While the continuum classifies tendons based on the extent/presence of structural disorganisation, targeting treatments at regenerating the area of disorganisation may be futile as the tendon may have already compensated, or be in the process of doing so. This conceptual shift may be explained by the metaphor, treat the doughnut (area of aligned fibrillar structure), not the hole (area of disorganisation). However, sufficient aligned tissue of itself will not protect from further episodes of reactive pathology; to achieve this, management must progress to improving the load capacity of the ‘doughnut’ through a progressive loading rehabilitation.
In this context, it is difficult to find relevance for treatments directed at repairing tendons and normalising structure through the addition of growth stimulants (eg, platelet-rich plasma),81 which do not appear appropriate for the pathological process at any of the continuum stages.
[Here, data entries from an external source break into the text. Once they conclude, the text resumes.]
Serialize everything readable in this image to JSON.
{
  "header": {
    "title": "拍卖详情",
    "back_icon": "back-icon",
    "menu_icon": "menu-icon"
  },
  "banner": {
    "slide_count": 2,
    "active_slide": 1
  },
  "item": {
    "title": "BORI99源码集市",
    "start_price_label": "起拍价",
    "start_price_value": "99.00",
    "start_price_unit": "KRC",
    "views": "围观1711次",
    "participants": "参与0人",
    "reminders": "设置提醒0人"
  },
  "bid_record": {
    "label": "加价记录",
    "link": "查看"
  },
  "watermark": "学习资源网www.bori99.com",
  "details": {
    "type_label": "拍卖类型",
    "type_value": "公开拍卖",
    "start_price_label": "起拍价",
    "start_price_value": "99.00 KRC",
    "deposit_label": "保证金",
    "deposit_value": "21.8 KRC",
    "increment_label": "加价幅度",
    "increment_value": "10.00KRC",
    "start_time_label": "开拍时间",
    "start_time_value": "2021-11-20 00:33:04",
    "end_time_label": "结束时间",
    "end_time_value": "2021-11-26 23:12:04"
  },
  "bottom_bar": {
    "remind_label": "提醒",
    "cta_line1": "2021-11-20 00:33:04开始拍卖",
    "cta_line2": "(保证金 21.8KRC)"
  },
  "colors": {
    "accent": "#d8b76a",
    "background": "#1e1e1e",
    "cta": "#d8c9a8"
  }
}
It should also be recognised that there is a hyperactive tendon cell response, as well as an increase in tendon cell numbers, in all stages of tendinopathy, even in the degenerative stage.64 The addition of additional cells (stem or tenocytes) into a hypercellular environment would appear counter-intuitive, as the ability to recreate a viable cell–matrix relationship is limited in a frankly degenerative region of the tendon that is unable to transmit tension.
Discussion and future directions
Regardless of the initiating event (overstimulation of resident tenocyte, collagen disruption/tearing, inflammation), tendon pathology is characterised by a significant cell response to injury.7 ,82 It is unlikely that any one model fully explains all aspects of the pathoaetiology of tendon pathology and its links to pain and function, as these processes and relationships are complex.
Equivocal clinical intervention outcomes from research that may well be due to heterogeneity in the research cohorts. Subgrouping by tendon pathology for clinical trials may give clearer outcomes and better clinical guidance.
The capacity to test the continuum in humans is limited in part by the capacity of present imaging modalities to detect pathological and structural changes, along with the need for a deeper understanding and greater precision in the measurement of the various aspects of pain and associated dysfunction in tendinopathy. The requirement to better comprehend these inter-relationships in time should guide effective management through considered interventions across the spectrum of presentations. The history of biomedical research would remind us that this paper, as with many of our colleagues, are just a part of the very long and complex journey in the better understanding of this challenging condition.